The typical defence response of the sea hare to a predator is the release of chemicals such as free amino acids, ink from the ink gland, and opaline from the opaline gland. Chemical deterrence involves the release of toxic chemicals that are noxious to predators and rapidly dissuades them from feeding. Ink creates a dark, diffuse cloud in the water that disrupts the sensory perception of the predator by acting as a screen or decoy. The opaline, which affects the senses dealing with feeding, causes the predator to instinctively attack the cloud of chemicals as if it were indeed food.

==Laboratory use==
A. californica has become a valuable laboratory animal, used in studies of the neurobiology of learning and memory, and is especially associated with the work of Nobel laureate Eric Kandel.

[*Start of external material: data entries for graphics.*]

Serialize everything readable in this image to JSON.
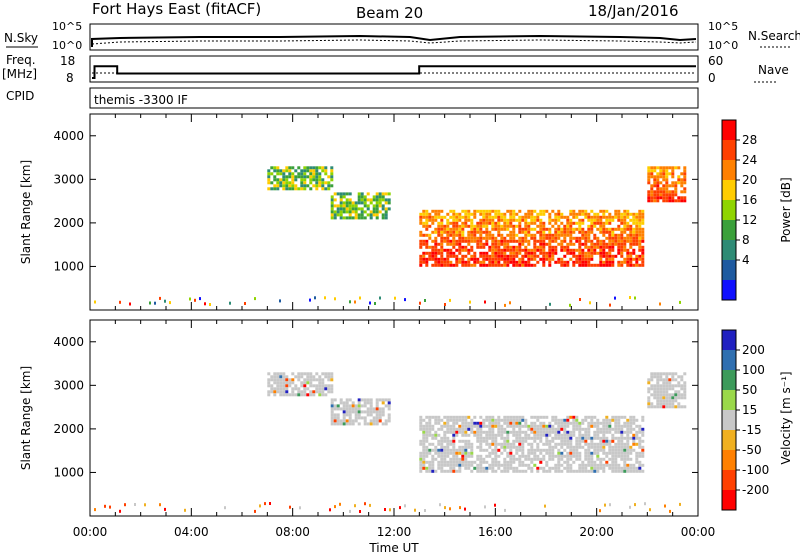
{
  "header": {
    "station": "Fort Hays East (fitACF)",
    "beam": "Beam 20",
    "date": "18/Jan/2016"
  },
  "params": {
    "nsky_label": "N.Sky",
    "nsearch_label": "N.Search",
    "freq_label": "Freq.",
    "freq_unit": "[MHz]",
    "nave_label": "Nave",
    "cpid_label": "CPID",
    "cpid_text": "themis -3300 IF",
    "nsky_ticks": [
      "10^5",
      "10^0"
    ],
    "nsearch_ticks": [
      "10^5",
      "10^0"
    ],
    "freq_ticks": [
      "18",
      "8"
    ],
    "nave_ticks": [
      "60",
      "0"
    ],
    "freq_steps": [
      {
        "time": 0.0,
        "freq": 8
      },
      {
        "time": 0.1,
        "freq": 14.5
      },
      {
        "time": 1.0,
        "freq": 10.5
      },
      {
        "time": 13.0,
        "freq": 14.5
      },
      {
        "time": 24.0,
        "freq": 14.5
      }
    ]
  },
  "chart_data": [
    {
      "type": "heatmap",
      "name": "power",
      "ylabel": "Slant Range [km]",
      "xlabel": "Time UT",
      "xlim": [
        0,
        24
      ],
      "ylim": [
        0,
        4500
      ],
      "x_ticks": [
        "00:00",
        "04:00",
        "08:00",
        "12:00",
        "16:00",
        "20:00",
        "00:00"
      ],
      "y_ticks": [
        1000,
        2000,
        3000,
        4000
      ],
      "colorbar": {
        "label": "Power [dB]",
        "ticks": [
          "28",
          "24",
          "20",
          "16",
          "12",
          "8",
          "4"
        ],
        "colors": [
          "#ff0000",
          "#ff4000",
          "#ff8000",
          "#ffcc00",
          "#8fd400",
          "#3aa03a",
          "#2e8b75",
          "#1e5aa0",
          "#1010ff"
        ]
      },
      "regions": [
        {
          "t_start": 7.0,
          "t_end": 9.5,
          "r_low": 2800,
          "r_high": 3300,
          "level": "mid"
        },
        {
          "t_start": 9.5,
          "t_end": 11.8,
          "r_low": 2100,
          "r_high": 2700,
          "level": "mid"
        },
        {
          "t_start": 13.0,
          "t_end": 21.8,
          "r_low": 1000,
          "r_high": 2300,
          "level": "high"
        },
        {
          "t_start": 22.0,
          "t_end": 23.5,
          "r_low": 2500,
          "r_high": 3300,
          "level": "high"
        }
      ]
    },
    {
      "type": "heatmap",
      "name": "velocity",
      "ylabel": "Slant Range [km]",
      "xlabel": "Time UT",
      "xlim": [
        0,
        24
      ],
      "ylim": [
        0,
        4500
      ],
      "x_ticks": [
        "00:00",
        "04:00",
        "08:00",
        "12:00",
        "16:00",
        "20:00",
        "00:00"
      ],
      "y_ticks": [
        1000,
        2000,
        3000,
        4000
      ],
      "colorbar": {
        "label": "Velocity [m s⁻¹]",
        "ticks": [
          "200",
          "100",
          "50",
          "15",
          "-15",
          "-50",
          "-100",
          "-200"
        ],
        "colors": [
          "#2020c0",
          "#2f6fb0",
          "#3c9a5a",
          "#9ad84a",
          "#c8c8c8",
          "#f0b020",
          "#ff8000",
          "#ff4000",
          "#ff0000"
        ]
      },
      "regions": [
        {
          "t_start": 7.0,
          "t_end": 9.5,
          "r_low": 2800,
          "r_high": 3300,
          "level": "ground"
        },
        {
          "t_start": 9.5,
          "t_end": 11.8,
          "r_low": 2100,
          "r_high": 2700,
          "level": "ground"
        },
        {
          "t_start": 13.0,
          "t_end": 21.8,
          "r_low": 1000,
          "r_high": 2300,
          "level": "ground"
        },
        {
          "t_start": 22.0,
          "t_end": 23.5,
          "r_low": 2500,
          "r_high": 3300,
          "level": "ground"
        }
      ]
    }
  ]
}
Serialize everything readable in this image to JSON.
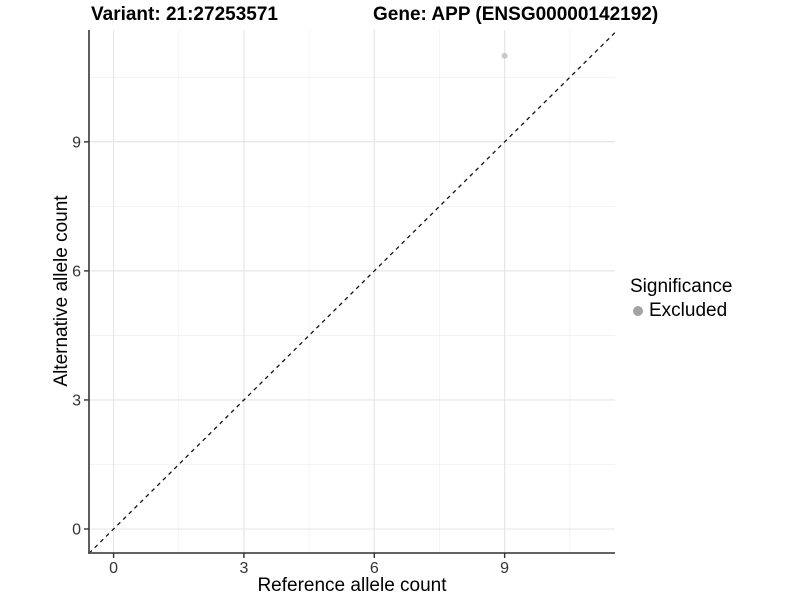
{
  "titles": {
    "variant": "Variant: 21:27253571",
    "gene": "Gene: APP (ENSG00000142192)"
  },
  "legend": {
    "title": "Significance",
    "items": [
      {
        "label": "Excluded",
        "key_color": "#a3a3a3"
      }
    ]
  },
  "chart_data": {
    "type": "scatter",
    "title": "Variant: 21:27253571 | Gene: APP (ENSG00000142192)",
    "xlabel": "Reference allele count",
    "ylabel": "Alternative allele count",
    "xlim": [
      -0.566,
      11.54
    ],
    "ylim": [
      -0.558,
      11.6
    ],
    "x_ticks": [
      0,
      3,
      6,
      9
    ],
    "y_ticks": [
      0,
      3,
      6,
      9
    ],
    "x_minor_ticks": [
      1.5,
      4.5,
      7.5,
      10.5
    ],
    "y_minor_ticks": [
      1.5,
      4.5,
      7.5,
      10.5
    ],
    "grid": true,
    "series": [
      {
        "name": "Excluded",
        "points": [
          {
            "x": 9,
            "y": 11
          }
        ],
        "point_color": "#c9c9c9",
        "point_radius": 3
      }
    ],
    "reference_line": {
      "kind": "identity",
      "slope": 1,
      "intercept": 0,
      "style": "dashed",
      "color": "#111111"
    },
    "legend_position": "right",
    "colors": {
      "major_grid": "#e4e4e4",
      "minor_grid": "#f1f1f1",
      "axis_line": "#4d4d4d",
      "tick_mark": "#333333",
      "tick_label": "#333333",
      "panel_background": "#ffffff"
    }
  }
}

Its ubiquity in synaptic plasticity studies can be attributed to its simple nervous system, consisting of just 20,000 large, easily identified neurons with cell bodies up to 1 mm in size. Despite its seemingly simple nervous system, though, A. californica is capable of a variety of nonassociative and associative learning tasks, including sensitization, habituation, and classical and operant conditioning. Study typically involves a reduced preparation of the gill and siphon withdrawal reflex.

Sequencing of its whole genome was approved as a priority by National Human Genome Research Institute in March 2005.
The draft genome is available on the UCSC Genome browser.